French Troops In Mali
French soldiers stand next to a tank at a Malian air base in Bamako in January. Reuters

France may be leading the fight against an insurgency in the West African country of Mali, but it's not going it alone.

African and Western powers are ramping up their support for French soldiers in their battle against the rebels, which has been dubbed Operation Serval after an African wildcat. With help from regional troops and logistical support from superpowers such as the United States, the French intervention has made significant progress this week.

The New York Times reports that the central towns of Douentza and Diabali, formerly held by Islamists, are now back under Malian control. French troops were welcomed by most of the towns’ residents, who had been suffering under the strict version of Shariah, or Islamic law, imposed by the militants.

The Malian insurgency began in December of 2011, and over the past year Islamist rebels -- some affiliated with al Qaeda in the Islamic Mahreb, or AQIM -- have set up camp in the sparsely populated, semi-arid reaches of northern Mali, an area the size of France.

According to a statement on Tuesday from the Department of Defense, the U.S. military has been providing intelligence, supplies and airlift support to French troops. Washington has refused to put American boots on the ground in Mali, but commandos engaging in intelligence operations may already be operating clandestinely in the region.

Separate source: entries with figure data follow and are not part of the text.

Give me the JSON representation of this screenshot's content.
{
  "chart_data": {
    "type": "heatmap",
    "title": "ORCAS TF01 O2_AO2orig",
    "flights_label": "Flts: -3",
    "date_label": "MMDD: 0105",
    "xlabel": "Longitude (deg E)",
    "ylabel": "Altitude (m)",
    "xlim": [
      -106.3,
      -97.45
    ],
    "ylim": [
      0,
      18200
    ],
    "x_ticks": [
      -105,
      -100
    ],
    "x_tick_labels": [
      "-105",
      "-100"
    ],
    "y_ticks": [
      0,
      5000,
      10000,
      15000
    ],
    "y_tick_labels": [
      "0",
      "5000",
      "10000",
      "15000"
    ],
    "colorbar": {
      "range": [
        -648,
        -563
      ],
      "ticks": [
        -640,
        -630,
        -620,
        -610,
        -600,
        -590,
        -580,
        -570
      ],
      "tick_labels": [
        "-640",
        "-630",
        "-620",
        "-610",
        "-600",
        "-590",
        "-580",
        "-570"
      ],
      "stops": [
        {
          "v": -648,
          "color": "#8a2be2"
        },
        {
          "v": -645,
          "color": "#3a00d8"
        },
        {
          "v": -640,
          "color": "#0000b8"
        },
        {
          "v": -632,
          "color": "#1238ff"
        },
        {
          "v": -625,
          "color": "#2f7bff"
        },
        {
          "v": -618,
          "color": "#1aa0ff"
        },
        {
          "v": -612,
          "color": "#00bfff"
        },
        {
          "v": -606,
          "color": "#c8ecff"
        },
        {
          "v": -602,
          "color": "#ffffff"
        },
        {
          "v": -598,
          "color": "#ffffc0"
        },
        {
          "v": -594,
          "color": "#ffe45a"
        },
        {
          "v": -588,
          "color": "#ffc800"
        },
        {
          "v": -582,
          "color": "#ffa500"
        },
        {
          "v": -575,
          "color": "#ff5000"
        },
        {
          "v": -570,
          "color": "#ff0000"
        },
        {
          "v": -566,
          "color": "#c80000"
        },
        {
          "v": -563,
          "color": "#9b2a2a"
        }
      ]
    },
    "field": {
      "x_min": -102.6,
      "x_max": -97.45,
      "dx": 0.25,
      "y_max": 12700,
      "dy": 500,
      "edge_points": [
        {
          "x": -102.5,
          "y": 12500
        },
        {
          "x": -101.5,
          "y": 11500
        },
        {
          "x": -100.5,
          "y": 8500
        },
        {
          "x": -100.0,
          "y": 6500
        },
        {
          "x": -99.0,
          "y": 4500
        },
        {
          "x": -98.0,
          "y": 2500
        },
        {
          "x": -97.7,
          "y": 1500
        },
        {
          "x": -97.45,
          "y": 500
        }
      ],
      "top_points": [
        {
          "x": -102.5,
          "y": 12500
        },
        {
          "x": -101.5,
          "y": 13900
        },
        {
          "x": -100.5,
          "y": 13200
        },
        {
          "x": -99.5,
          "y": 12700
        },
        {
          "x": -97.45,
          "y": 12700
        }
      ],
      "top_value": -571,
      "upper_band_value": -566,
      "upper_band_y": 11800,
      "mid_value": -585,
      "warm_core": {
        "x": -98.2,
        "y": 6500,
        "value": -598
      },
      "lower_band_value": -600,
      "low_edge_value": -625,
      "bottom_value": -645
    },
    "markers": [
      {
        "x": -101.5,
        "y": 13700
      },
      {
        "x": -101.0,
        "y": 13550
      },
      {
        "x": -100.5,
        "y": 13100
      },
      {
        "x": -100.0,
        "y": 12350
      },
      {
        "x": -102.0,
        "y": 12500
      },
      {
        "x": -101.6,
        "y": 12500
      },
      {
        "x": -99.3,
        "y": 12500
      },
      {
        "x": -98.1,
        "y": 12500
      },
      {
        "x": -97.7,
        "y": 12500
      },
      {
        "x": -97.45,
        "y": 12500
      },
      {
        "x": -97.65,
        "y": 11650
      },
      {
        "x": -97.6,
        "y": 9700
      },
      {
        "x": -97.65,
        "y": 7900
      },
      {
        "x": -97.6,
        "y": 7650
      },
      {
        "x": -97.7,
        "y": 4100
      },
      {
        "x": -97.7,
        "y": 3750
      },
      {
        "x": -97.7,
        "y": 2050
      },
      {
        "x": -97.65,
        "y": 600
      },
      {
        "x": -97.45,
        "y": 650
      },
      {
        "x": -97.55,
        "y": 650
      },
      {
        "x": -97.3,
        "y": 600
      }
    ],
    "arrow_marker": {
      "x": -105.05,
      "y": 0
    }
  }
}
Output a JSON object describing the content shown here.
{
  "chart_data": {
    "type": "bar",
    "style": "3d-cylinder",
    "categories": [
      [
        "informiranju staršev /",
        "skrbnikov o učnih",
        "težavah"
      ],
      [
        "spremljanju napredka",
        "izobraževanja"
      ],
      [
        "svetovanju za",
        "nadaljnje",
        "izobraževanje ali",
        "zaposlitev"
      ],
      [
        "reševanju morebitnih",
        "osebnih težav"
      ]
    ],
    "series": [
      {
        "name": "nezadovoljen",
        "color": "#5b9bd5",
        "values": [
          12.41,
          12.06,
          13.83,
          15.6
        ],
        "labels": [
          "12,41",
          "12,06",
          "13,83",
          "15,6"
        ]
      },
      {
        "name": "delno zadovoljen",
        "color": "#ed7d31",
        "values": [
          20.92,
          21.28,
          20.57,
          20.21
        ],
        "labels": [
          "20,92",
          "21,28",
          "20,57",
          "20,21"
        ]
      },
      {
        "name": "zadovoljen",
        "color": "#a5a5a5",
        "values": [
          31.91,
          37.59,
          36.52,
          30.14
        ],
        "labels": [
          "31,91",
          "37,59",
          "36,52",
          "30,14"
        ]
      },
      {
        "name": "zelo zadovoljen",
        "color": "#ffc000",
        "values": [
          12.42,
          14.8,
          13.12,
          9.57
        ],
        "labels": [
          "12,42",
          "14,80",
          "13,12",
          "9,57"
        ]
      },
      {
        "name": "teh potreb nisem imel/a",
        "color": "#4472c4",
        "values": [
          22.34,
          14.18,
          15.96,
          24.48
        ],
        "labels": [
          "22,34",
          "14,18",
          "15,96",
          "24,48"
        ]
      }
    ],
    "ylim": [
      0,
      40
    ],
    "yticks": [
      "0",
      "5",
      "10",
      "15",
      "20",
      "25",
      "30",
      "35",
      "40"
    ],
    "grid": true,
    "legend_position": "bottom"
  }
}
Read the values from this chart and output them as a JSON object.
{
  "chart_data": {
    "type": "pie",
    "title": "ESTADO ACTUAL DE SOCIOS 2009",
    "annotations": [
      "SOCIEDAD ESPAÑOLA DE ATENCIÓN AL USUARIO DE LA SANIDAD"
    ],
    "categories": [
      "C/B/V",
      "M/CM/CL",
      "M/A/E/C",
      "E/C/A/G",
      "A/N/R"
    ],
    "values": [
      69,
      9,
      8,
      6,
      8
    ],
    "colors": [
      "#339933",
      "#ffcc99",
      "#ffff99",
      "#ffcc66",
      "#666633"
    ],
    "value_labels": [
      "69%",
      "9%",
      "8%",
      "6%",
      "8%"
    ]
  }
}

The UK has lent at least two aircraft to French forces in Mali, and Prime Minister David Cameron said on Tuesday that more British assistance may be on the way. The Guardian reports that some UK special forces are in fact already in Mali in a strictly noncombat role that involves intelligence and logistical assistance.

The Economic Community of West African States, or ECOWAS, has for months planned to devote thousands of troops to the fight against Malian insurgents, but France’s sudden intervention 11 days ago, which essentially nullified plans to make this an African-led effort, has forced them to speed up efforts.

Nigeria, Belgium, Canada, Germany, Italy and others have also pledged support.

All told, France has about 2,150 troops on the ground, and that number may grow to surpass the originally planned full force of 2,500. Those soldiers are currently working with their Malian counterparts; Bamako had plans to devote 5,000 of its own troops to the mission. ECOWAS has recently increased its intended deployment from 3,300 to 5,800 soldiers, but only about 1,000 have arrived in Mali so far.

The number of rebel fighters in Mali is difficult to pin down for a number of reasons: The insurgents represent various Islamist groups, many are able to blend into civilian populations, and new fighters are constantly arriving from other countries. Across the region, AQIM alone is estimated to have something in the neighborhood of 1,000 fighters, but even that number is in constant flux.

French President Francois Hollande has noted that the insurgency presents a threat not only to Mali, but to global security -- and Western officials agree. U.S. Secretary of Defense Leon Panetta, Cameron and others have pledged support in order to prevent the establishment of a West African safe haven for terrorists linked to al Qaeda.

But it is France in particular that has traditionally played a major role as diplomatic partner to Francophone countries in West Africa, most of which were French colonies at some point during the past century. In the case of Mali, the military intervention came at the behest of the national transitional government.

But that’s not the only reason France is leading the charge against the Islamists in the Sahel.

“France is becoming the last serious military power left in Europe,” Michael Shurkin, a former intelligence worker who is now a political scientist at the Rand Corporation in Washington, D.C., said.

“The British and Germans have been doing some very drastic budget cuts, limiting their abilities to project force abroad and sustain them for a long period of time. But France has been protecting its capabilities, cutting every possible corner to protect the major programs. They’re almost at the tipping point where any more budget cuts could prevent them from doing this.”

With a budget deficit of about $116 billion last year, France would seem an unlikely candidate to spend heavily on an African offensive. The superpower’s economic growth is burdened by high unit labor costs and falling exports, and high social spending remains a high priority for much of the population. Still, France outlined an external defense operations budget of $838 million for 2013, and, in fact, the majority of the French population supports the Mali offensive.

“I think that with the French there’s a long-term question: How long can they sustain this?” Shurkin said. “I think they can for a while, unless military budget cuts get in the way.”

Recent successes in Mali bode well for France’s operation in Mali, but this is only the beginning. Over the past decade, comparable Western offensives against Islamist militants have turned into protracted conflicts in places like Iraq and Afghanistan, costing lives and sapping resources.

It will be up to French, Malian and ECOWAS troops to respond intelligently to the Malian crisis -- with an eye to varying community dynamics, ethnic divisions and an ever-shifting kaleidoscope of Islamist networks in the region -- in order to avoid turning Serval into a quagmire.